I talked with Princess about it, and it transpired that K------ is good at basketball, and Princess believes she is no good at basketball (but is good at skipping). Part of that is my fault-- I think she must have overheard me telling people "She'll never play professional basketball" because of her height. But people of any height can learn basic skills like dribbling. So I advised her to try asking K------ to teach her some basketball skills, and maybe teach K------ some skipping skills. I'm hoping that if K------ gets her attention in a positive way, she will back off the acting-out and recognize Princess' request as an overture of friendship. I know that the one thing Princess shouldn't do is ignore K------, because that will only escalate K------'s behavior. It would also be unproductive to continually report K------ to the teacher, because not only will that turn Princess into a whiny tattletale, it will probably heighten any sense of not-fitting-in that K------ may already have.

When I was a girl, I was something like K------. I didn't fit in with the other girls.

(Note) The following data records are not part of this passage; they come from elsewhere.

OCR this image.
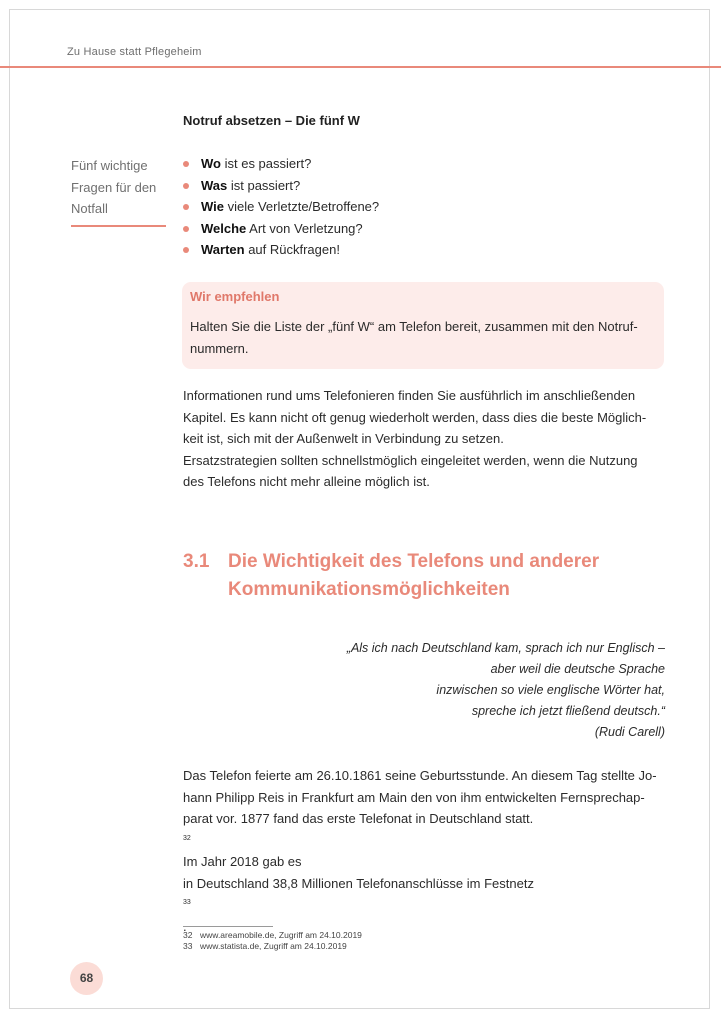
Zu Hause statt Pflegeheim
Notruf absetzen – Die fünf W
Fünf wichtige
Fragen für den
Notfall
Wo ist es passiert?
Was ist passiert?
Wie viele Verletzte/Betroffene?
Welche Art von Verletzung?
Warten auf Rückfragen!

Wir empfehlen

Halten Sie die Liste der „fünf W“ am Telefon bereit, zusammen mit den Notruf-
nummern.

Informationen rund ums Telefonieren finden Sie ausführlich im anschließenden
Kapitel. Es kann nicht oft genug wiederholt werden, dass dies die beste Möglich-
keit ist, sich mit der Außenwelt in Verbindung zu setzen.
Ersatzstrategien sollten schnellstmöglich eingeleitet werden, wenn die Nutzung
des Telefons nicht mehr alleine möglich ist.

3.1 Die Wichtigkeit des Telefons und anderer
Kommunikationsmöglichkeiten
„Als ich nach Deutschland kam, sprach ich nur Englisch –
aber weil die deutsche Sprache
inzwischen so viele englische Wörter hat,
spreche ich jetzt fließend deutsch.“
(Rudi Carell)
Das Telefon feierte am 26.10.1861 seine Geburtsstunde. An diesem Tag stellte Jo-
hann Philipp Reis in Frankfurt am Main den von ihm entwickelten Fernsprechap-
parat vor. 1877 fand das erste Telefonat in Deutschland statt.
$^{32}$
Im Jahr 2018 gab es
in Deutschland 38,8 Millionen Telefonanschlüsse im Festnetz
$^{33}$
32 www.areamobile.de, Zugriff am 24.10.2019
33 www.statista.de, Zugriff am 24.10.2019
68
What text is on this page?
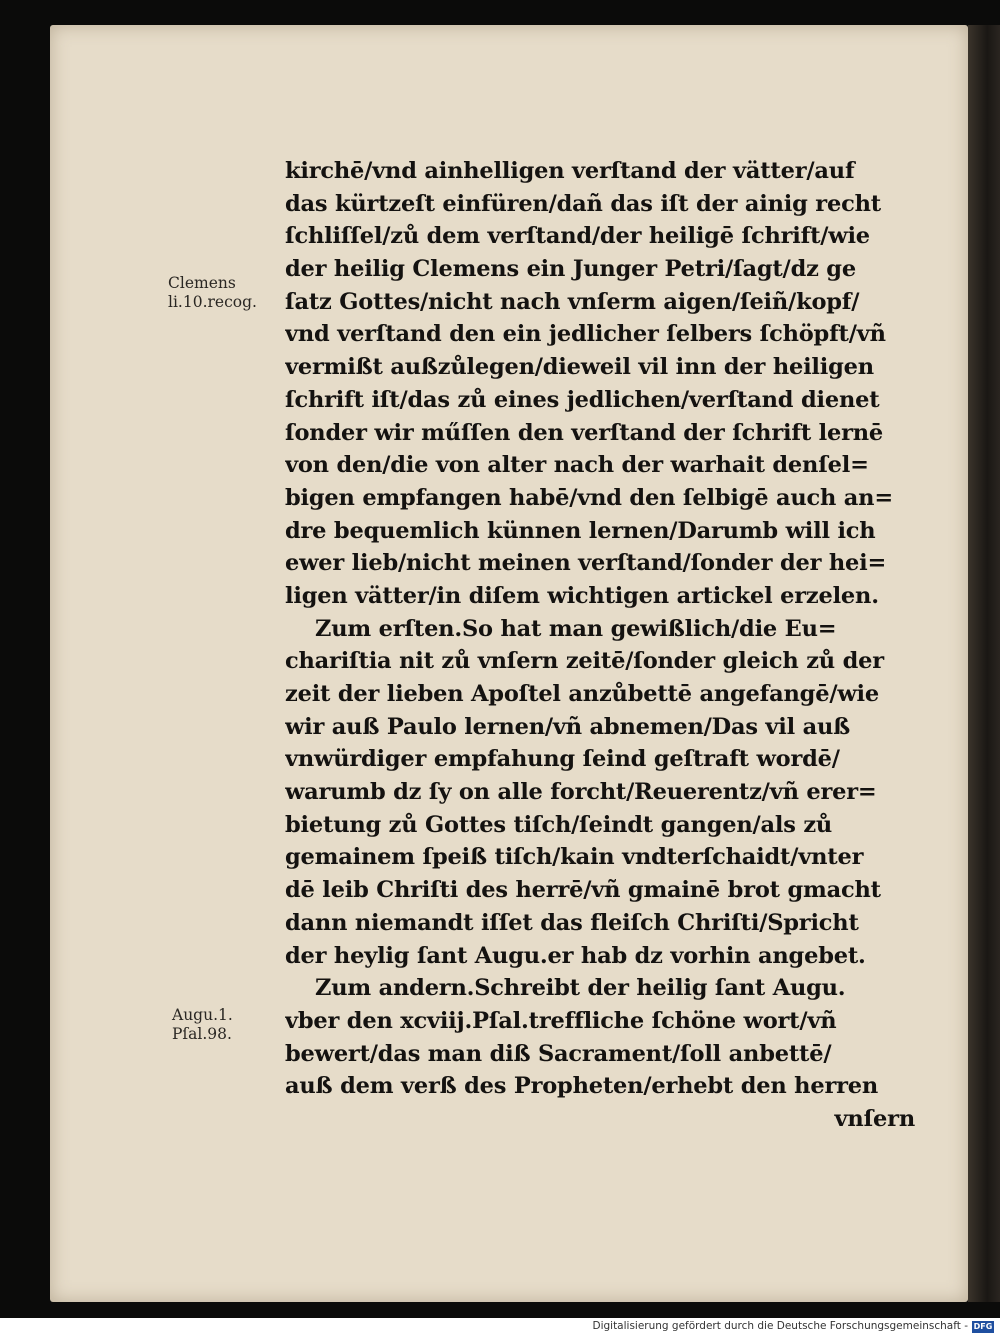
Clemens
li.10.recog.
Augu.1.
Pſal.98.
kirchē/vnd ainhelligen verſtand der vätter/auf
das kürtzeſt einfüren/dañ das iſt der ainig recht
ſchliſſel/zů dem verſtand/der heiligē ſchrift/wie
der heilig Clemens ein Junger Petri/ſagt/dz ge
ſatz Gottes/nicht nach vnſerm aigen/ſeiñ/kopf/
vnd verſtand den ein jedlicher ſelbers ſchöpft/vñ
vermißt außzůlegen/dieweil vil inn der heiligen
ſchrift iſt/das zů eines jedlichen/verſtand dienet
ſonder wir műſſen den verſtand der ſchrift lernē
von den/die von alter nach der warhait denſel=
bigen empfangen habē/vnd den ſelbigē auch an=
dre bequemlich künnen lernen/Darumb will ich
ewer lieb/nicht meinen verſtand/ſonder der hei=
ligen vätter/in diſem wichtigen artickel erzelen.
Zum erſten.So hat man gewißlich/die Eu=
chariſtia nit zů vnſern zeitē/ſonder gleich zů der
zeit der lieben Apoſtel anzůbettē angefangē/wie
wir auß Paulo lernen/vñ abnemen/Das vil auß
vnwürdiger empfahung ſeind geſtraft wordē/
warumb dz ſy on alle forcht/Reuerentz/vñ erer=
bietung zů Gottes tiſch/ſeindt gangen/als zů
gemainem ſpeiß tiſch/kain vndterſchaidt/vnter
dē leib Chriſti des herrē/vñ gmainē brot gmacht
dann niemandt iſſet das fleiſch Chriſti/Spricht
der heylig ſant Augu.er hab dz vorhin angebet.
Zum andern.Schreibt der heilig ſant Augu.
vber den xcviij.Pſal.treffliche ſchöne wort/vñ
bewert/das man diß Sacrament/ſoll anbettē/
auß dem verß des Propheten/erhebt den herren
vnſern
Digitalisierung gefördert durch die Deutsche Forschungsgemeinschaft - DFG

While I was never a tomboy (i.e. never behaved totally like a boy), I had a very different set of interests from the other girls. I did like wearing dresses, but I eschewed tea parties in favor of exploring and computers. I wanted to be an astronaut; they wanted to be debutantes. So I can relate to K------ and I believe that if she doesn't already feel a sense of isolation now, she will very soon as other girls reject her.

We have always taught Princess to befriend the downtrodden and the isolated. Now our challenge is to teach her that not everybody who's isolated is off in a corner crying.